Hi there,
My daughter is in p1 and she is getting quite upset with herself in school at the minute. They use a traffic light card system for discipline in class.
-Amber is a warning card for talking etc, red is for unacceptable behaviour such as hitting or kicking etc. Every week she comes home with a few amber or red cards.
She hits out and kicks when she is frustrated with other children/friends if they don't agree with something she strongly thinks or if they upset her. I have told her what's acceptable and
what's not but it still happens. She says she didn't mean to but gets really angry and can't control herself. She is getting increasingly annoyed about getting these cards and I fear she will
continue to get a lot more unless she stops her behaviour. But part of me is thinking, is it right or fair to use these in school with her? I'm not sure they are helping the matter. I don't want the
teacher to do nothing, I think she needs to know when she's out of line but I don't know that the system works to help her in any specific way.

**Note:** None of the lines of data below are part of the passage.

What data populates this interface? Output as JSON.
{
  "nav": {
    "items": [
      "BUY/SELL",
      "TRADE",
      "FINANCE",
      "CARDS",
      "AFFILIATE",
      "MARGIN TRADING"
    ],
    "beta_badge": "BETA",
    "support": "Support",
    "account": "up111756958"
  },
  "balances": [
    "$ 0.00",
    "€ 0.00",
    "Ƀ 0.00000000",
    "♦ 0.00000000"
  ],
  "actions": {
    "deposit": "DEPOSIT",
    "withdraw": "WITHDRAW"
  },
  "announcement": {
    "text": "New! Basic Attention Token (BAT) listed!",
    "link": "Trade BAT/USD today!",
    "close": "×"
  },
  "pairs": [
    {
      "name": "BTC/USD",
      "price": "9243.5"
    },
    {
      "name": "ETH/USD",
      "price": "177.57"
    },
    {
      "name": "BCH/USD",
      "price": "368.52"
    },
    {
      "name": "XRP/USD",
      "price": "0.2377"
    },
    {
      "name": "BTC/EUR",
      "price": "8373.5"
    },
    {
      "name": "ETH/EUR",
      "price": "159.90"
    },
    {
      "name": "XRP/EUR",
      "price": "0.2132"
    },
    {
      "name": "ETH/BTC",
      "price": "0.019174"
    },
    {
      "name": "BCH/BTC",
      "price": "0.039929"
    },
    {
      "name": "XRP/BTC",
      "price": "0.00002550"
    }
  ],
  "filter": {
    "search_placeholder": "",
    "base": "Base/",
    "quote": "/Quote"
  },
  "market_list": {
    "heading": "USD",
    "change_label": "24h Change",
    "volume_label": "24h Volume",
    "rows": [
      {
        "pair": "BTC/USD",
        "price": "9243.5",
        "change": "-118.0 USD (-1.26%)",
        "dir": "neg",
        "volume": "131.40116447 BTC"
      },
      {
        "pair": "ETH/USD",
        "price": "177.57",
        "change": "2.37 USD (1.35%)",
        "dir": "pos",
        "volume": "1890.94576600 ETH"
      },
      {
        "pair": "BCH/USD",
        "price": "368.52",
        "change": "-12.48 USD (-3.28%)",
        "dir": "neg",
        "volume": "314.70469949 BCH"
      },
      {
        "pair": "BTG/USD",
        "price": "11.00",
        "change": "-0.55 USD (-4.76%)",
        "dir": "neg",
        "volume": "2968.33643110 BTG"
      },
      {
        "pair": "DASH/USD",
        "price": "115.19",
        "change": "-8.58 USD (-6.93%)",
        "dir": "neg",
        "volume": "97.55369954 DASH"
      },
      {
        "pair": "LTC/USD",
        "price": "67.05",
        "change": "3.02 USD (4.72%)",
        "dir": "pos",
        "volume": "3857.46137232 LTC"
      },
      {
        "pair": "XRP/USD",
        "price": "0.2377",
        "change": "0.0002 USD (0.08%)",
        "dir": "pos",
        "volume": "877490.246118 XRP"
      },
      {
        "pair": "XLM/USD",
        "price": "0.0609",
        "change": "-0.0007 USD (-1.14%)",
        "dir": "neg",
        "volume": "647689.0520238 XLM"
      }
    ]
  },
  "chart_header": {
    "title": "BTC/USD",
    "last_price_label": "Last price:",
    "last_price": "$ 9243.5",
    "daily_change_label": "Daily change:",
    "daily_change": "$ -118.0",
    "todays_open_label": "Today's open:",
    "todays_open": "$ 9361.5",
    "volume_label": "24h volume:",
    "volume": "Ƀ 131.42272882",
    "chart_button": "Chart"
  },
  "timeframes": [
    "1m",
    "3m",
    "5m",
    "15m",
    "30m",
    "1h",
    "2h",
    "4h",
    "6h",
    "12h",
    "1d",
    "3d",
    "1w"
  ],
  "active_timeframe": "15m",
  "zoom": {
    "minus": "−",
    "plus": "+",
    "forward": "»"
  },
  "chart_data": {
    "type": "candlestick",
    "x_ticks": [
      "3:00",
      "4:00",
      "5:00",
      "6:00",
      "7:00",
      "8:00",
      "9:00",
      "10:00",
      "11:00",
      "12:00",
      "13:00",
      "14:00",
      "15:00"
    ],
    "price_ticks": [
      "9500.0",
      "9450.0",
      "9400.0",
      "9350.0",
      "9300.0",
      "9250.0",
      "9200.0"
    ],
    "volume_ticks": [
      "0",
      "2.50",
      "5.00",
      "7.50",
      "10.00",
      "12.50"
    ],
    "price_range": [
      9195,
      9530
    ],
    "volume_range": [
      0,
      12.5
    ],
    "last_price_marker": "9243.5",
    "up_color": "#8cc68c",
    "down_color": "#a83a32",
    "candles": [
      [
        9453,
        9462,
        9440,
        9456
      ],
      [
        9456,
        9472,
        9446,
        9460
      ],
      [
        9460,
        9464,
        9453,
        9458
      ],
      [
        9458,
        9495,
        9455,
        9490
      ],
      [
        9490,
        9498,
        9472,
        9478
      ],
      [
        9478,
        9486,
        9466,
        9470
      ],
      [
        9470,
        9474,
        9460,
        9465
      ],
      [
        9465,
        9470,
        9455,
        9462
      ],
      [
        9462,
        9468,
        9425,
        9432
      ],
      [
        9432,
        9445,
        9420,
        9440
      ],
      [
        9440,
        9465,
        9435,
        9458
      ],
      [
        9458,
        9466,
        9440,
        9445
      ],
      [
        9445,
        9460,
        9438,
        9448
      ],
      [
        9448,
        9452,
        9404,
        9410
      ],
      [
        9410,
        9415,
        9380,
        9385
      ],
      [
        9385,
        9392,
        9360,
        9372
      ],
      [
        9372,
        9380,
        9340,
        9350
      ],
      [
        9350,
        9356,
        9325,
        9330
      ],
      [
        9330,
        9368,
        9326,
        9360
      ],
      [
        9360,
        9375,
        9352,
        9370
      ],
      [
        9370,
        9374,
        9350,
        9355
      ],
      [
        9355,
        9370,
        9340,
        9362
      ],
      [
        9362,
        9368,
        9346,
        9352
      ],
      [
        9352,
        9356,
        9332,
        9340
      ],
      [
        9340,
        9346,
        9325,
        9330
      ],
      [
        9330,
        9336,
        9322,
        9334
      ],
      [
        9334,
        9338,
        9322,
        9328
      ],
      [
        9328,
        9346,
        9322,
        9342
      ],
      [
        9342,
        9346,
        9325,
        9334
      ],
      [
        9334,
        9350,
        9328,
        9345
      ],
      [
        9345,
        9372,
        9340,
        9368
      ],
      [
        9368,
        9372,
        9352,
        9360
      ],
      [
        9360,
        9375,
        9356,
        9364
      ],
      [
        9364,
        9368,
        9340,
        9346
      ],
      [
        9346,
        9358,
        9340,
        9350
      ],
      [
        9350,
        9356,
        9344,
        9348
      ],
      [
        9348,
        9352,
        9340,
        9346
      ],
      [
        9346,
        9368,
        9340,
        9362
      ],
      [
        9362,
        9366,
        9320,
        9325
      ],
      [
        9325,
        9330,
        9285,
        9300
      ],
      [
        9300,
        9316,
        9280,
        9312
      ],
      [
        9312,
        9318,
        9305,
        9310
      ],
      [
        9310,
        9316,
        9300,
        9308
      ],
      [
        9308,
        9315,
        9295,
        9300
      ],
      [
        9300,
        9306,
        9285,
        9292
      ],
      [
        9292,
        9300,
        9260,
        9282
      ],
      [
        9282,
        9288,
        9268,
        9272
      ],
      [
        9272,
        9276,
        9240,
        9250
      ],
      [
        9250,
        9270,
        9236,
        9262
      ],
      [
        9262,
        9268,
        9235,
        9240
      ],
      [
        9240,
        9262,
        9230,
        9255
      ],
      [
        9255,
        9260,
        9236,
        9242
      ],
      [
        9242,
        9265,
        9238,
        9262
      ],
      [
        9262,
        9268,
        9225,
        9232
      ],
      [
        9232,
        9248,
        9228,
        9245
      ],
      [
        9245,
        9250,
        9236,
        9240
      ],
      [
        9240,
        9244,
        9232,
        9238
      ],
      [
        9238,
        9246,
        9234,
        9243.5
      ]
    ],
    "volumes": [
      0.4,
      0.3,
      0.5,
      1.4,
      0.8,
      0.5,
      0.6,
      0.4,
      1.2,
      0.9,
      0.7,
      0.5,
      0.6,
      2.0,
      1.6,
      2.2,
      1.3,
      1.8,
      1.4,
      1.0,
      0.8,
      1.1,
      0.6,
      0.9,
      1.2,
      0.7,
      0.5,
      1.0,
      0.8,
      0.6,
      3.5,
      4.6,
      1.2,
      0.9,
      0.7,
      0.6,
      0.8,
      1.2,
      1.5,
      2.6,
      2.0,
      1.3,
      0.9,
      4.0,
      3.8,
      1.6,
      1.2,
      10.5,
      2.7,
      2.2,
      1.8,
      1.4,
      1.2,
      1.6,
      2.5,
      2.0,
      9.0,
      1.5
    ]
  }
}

The teacher hasn't been particularly
forthcoming about anything that goes on in class apart from when she's telling us of her behaviour or outbursts. They also have her sitting on her own which I don't agree with. She got really
upset about it and noticed that no one else was on their own. I spoke to the teacher and she moved her along so she is 'beside' the desk of another girl but still sits at a desk on her own. She
seems happier and we don't dwell on it now as the teacher was quite standoffish about her reasons for doing this (whatever happened to inclusion?)
I just feel frustrated that they aren't as open as I'd like them to be.
Just wondering if anyone else has experienced this in the classroom? She's much happier at home were she's understood and fully supported by her family.